Но Германн и без этих стаканов был удивлен отцовс­кой прыти. Когда только он успел спроворить все это. Никуда же ни на одну секунду не отлучался в хате, не исчезал с его глаз. И вот, смотри... Не загодя ли, предчув­ствуя этот поход сюда, все приготовил. И сидел на лавке вместе с бабой Валей, уже все имея про запас.

- Стаканы мужику не проблема, - между тем уте­шился и продолжал отец. - Могли бы и из горла. Но мы с тобой, как ты говоришь, не эти самые - с бугра.

Он отлучился на минутку, проковылял в глубь луга, нагнулся, выпрямился и вернулся с двумя березовыми туесками. Налил до половины в один, столько же и в другой. Проследил, как опасливо берет в руки Германн, успокоил:

- Не бойся. Не прольется. Недаром говорится: лапти воду не пропускают. Мои - только водку не пропуска­ют. .. Ну, будем здоровы, сын. За великую грешницу Параскеву - народительницу тебе.

- Кто же она, откуда? - уже поднеся к губам туесок с самогонкой, приостановился Германн.

- Об этом говорка впереди. Пей, закусывай и слу­шай. Не выпив, об этом вспоминать и рассказывать не могу... Пей до дна, человек с бугра и на бугре... Мог бы налить твоей матери, только ее здесь нет...

- Куда же она девалась?

- Пей, да приступим к делу. Хотя, может, надо было и наоборот. Прости меня, Боже, грешного...

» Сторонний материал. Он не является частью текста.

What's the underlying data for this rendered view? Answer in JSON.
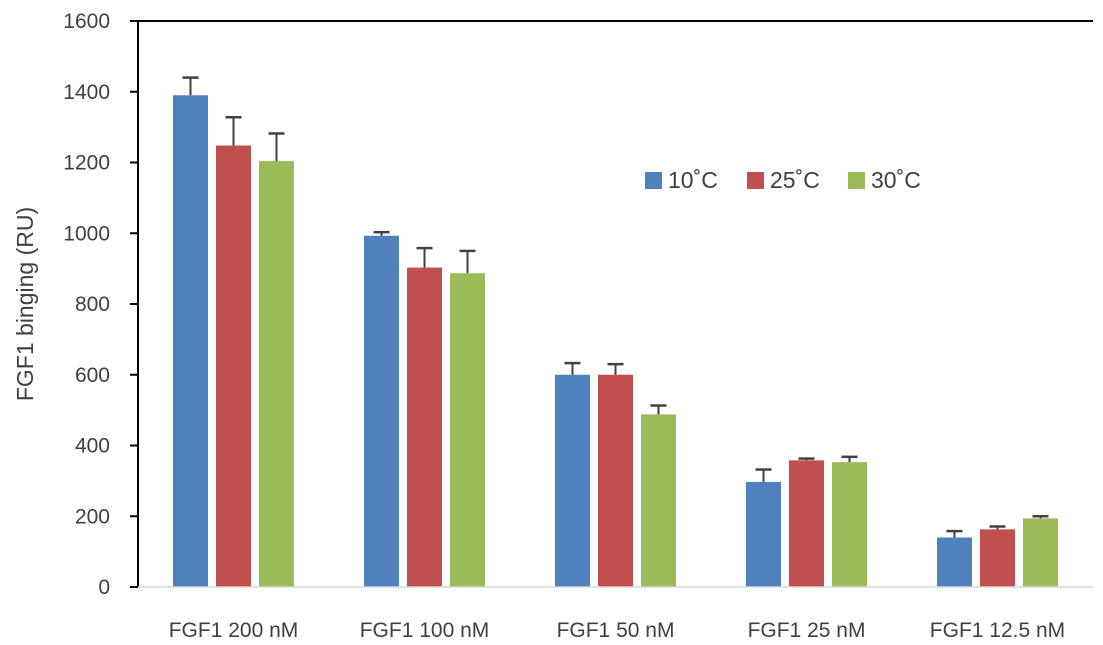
{
  "chart_data": {
    "type": "bar",
    "title": "",
    "xlabel": "",
    "ylabel": "FGF1 binging (RU)",
    "ylim": [
      0,
      1600
    ],
    "yticks": [
      0,
      200,
      400,
      600,
      800,
      1000,
      1200,
      1400,
      1600
    ],
    "grid": false,
    "legend_position": "upper-right",
    "categories": [
      "FGF1 200 nM",
      "FGF1 100 nM",
      "FGF1 50 nM",
      "FGF1 25 nM",
      "FGF1 12.5 nM"
    ],
    "series": [
      {
        "name": "10˚C",
        "color": "#4f81bd",
        "values": [
          1390,
          993,
          600,
          297,
          140
        ],
        "errors": [
          50,
          10,
          33,
          35,
          18
        ]
      },
      {
        "name": "25˚C",
        "color": "#c0504d",
        "values": [
          1248,
          903,
          600,
          358,
          163
        ],
        "errors": [
          80,
          55,
          30,
          5,
          8
        ]
      },
      {
        "name": "30˚C",
        "color": "#9bbb59",
        "values": [
          1204,
          887,
          488,
          353,
          194
        ],
        "errors": [
          78,
          63,
          25,
          15,
          6
        ]
      }
    ]
  }
}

Отец перекрестил туесок и залпом осушил его. Гер­манн креста не положил. Не мог, не знал, как это делает­ся, хотя ему очень хотелось выпить по-отцовски. Заели едкий самогон каждый своей цыбулиной, очень пекучей и здой, потому что прошлогодней, зажевали хлебом, разломав краюху пополам.

- Приступаю, - сказал отец, - хотя и ума не прило­жу, с какого конца начинать, да уж как набегает.

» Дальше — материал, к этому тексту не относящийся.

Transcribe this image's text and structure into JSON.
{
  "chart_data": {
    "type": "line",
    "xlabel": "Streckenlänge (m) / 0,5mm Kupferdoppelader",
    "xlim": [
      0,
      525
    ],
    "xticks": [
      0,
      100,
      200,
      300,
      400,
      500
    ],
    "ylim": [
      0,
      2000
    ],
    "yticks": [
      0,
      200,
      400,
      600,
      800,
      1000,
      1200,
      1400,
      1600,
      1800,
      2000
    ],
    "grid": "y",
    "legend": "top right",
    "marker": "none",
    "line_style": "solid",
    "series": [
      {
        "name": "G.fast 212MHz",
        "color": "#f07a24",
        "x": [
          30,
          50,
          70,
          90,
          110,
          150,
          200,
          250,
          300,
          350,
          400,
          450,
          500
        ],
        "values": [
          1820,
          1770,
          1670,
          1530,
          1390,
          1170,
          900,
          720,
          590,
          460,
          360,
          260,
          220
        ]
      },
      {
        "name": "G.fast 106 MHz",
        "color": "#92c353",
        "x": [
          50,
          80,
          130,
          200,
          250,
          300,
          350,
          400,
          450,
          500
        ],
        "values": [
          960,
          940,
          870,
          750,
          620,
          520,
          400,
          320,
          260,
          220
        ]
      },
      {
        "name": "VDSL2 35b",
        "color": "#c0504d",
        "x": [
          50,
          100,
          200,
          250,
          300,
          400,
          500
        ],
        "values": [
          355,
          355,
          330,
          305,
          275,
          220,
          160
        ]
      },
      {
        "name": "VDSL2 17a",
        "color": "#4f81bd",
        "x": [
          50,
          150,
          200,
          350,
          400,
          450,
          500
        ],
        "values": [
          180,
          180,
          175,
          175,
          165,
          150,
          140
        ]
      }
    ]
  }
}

Он пристально вгляделся в даль, в луга, где над черес­полосицей уже выкошенной и еще на корню травы, по-крестьянски сдвинув шапки с разлохмаченными ушами лозовых надстожий, стояли уже сметанные стога и не доросшие еще до матерой остогованности копны и коп­ки, валы уже сгребенного сена, вялящегося, сохнущего сейчас при лунном медовом свете. Опивались этим све­том и сочили его из себя, дурманили голову нескошен­ным травам и жухнущим цветам, может, слегка завидова­ли им, хотя и знали, угадывали, что эти травы и цветы через день-два постигнет их же участь. А оставшаяся на корню сеянная человеком рослая тимофеевка и невысо­конький луговой самосей-клевер этой лунной ночью, похоже, просили косы, росисто плакали, потому что, прося косы, одновремено и боялись ее. Но еще больше боялись остаться нескошенными, нетронуто обратиться в пыль и прах. Куда пристойнее им тоже казалась доля, по крайней мере, так думал Германн, присоединиться к своим возвысившимся над землей, собранным в стога и копны собратьям. Эти стога и копны были похожи на что-то живое, движущееся, переговаривающееся, когда пробегал ветер, похожи на человека, выправившегося в дорогу, хмельно и нерешительно задумавшегося на пере­крестке.